As such, building accurate risk profiles for EMDE groups by supervisors and the groups themselves is critical yet particularly challenging for groups operating across borders. The expansion of cross-border banking groups presents a complex set of challenges for regulators in the home and host jurisdictions; institutional capacity is a key constraint in practice for all involved parties in many EMDEs. The following (non-exhaustive) lessons for the EMDEs have been distilled from a large policy literature:
- Consolidated supervision: Legal and regulatory deficiencies impede effective supervision at the group-wide level. Effectively enforced regulation that targets capital, liquidity, risk management, and corporate governance at the group level is also missing in many EMDEs. A framework to ensure adequate on-site supervision of overseas subsidiaries is often absent or in need of improvement. Accounting for financial linkages across sectors, markets, and within and between groups can improve supervisory stress-testing practices.
- Cross-border regulatory cooperation and harmonization: Enhanced regional coordination and regulatory harmonization between home and host countries can address regulatory arbitrage and the buildup of cross-border risks.

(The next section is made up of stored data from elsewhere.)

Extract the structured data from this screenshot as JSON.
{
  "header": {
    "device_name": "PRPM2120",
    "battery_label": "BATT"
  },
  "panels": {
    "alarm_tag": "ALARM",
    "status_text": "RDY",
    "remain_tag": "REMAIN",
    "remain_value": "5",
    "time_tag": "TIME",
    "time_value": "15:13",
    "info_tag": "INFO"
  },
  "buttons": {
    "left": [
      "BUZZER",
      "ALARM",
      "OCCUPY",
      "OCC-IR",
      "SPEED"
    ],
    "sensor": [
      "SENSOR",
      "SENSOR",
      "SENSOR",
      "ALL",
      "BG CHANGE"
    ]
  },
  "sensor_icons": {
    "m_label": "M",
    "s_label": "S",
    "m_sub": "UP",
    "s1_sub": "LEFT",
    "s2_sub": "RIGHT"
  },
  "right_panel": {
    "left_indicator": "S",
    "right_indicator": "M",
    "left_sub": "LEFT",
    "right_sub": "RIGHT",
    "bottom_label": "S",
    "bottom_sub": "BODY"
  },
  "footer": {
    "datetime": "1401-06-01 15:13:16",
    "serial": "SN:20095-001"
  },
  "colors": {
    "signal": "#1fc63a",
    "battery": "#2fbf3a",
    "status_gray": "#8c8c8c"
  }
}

Prime candidates for harmonization include the definition and calculation of capital and liquidity, corporate governance, bank licensing criteria, accounting and audit standards, limits on large exposures and related-party lending, and fitness and propriety of directors, managers, and major shareholders. Such harmonization levels the playing field for EMDE groups vis-à-vis domestic banks and enhances financial deepening and competition.
- Cross-border crisis management and resolution: EMDE groups have become potential conduits for shocks as they have grown systemically important in home (e.g., Morocco) and/or host (e.g., El Salvador) jurisdictions. A failure of such a group could reverse the accrued socioeconomic benefits of financial integration, yet most EMDEs are not fully equipped to deal with the more complex case of a systemic bank failure across borders. Incentive conflicts between the home and host supervisor may further exacerbate a cross-border crisis (D’Hulster 2012). Crisis management groups, which bring together home and host supervisors to coordinate recovery and resolution planning of systemically important groups, should ameliorate these challenges, but they largely remain in their infancy.
- Corporate governance and risk management frameworks: EMDE groups have become more difficult to manage, as they have grown more complex and need to navigate jurisdictions with differences in key areas, such as the economic cycle, country risk, supervision and regulation, and accounting. It is therefore crucial that groups themselves implement effective frameworks for group-wide, cross-border corporate governance, capital and liquidity planning, and risk management (including intra-group transactions and exposures).
References
Claessens, S. (2016). “Global Banking: Recent Developments and Insights from Research.” Review of Finance.
Claessens, S., and N. Van Horen (2015). “The Impact of the Global Financial Crisis on Banking Globalization.” IMF Economic Review, 63(4), 868–918.
Cull, R., and M. Martinez Peria (2010). “Foreign Bank Participation in Developing Countries: What Do We Know about the Drivers and Consequences of This Phenomenon?” World Bank Policy Research Working Paper 5398.
D’Hulster, K. (2012). “Cross-Border Banking Supervision: Incentive Conflicts in Supervisory Information Sharing between Home and Host Supervisors.” Journal of Banking Regulation, 13(4), 300–319.
Feyen, E., N. Fiess, A. C. Bertay, and I. Zuccardi Huertas (2020). “Cross-Border Banking in EMDEs: Trends, Scale, and Policy Implications.”
World Bank (2018). Global Financial Development Report 2017/2018 Bankers without Borders. Washington, DC: World Bank Group.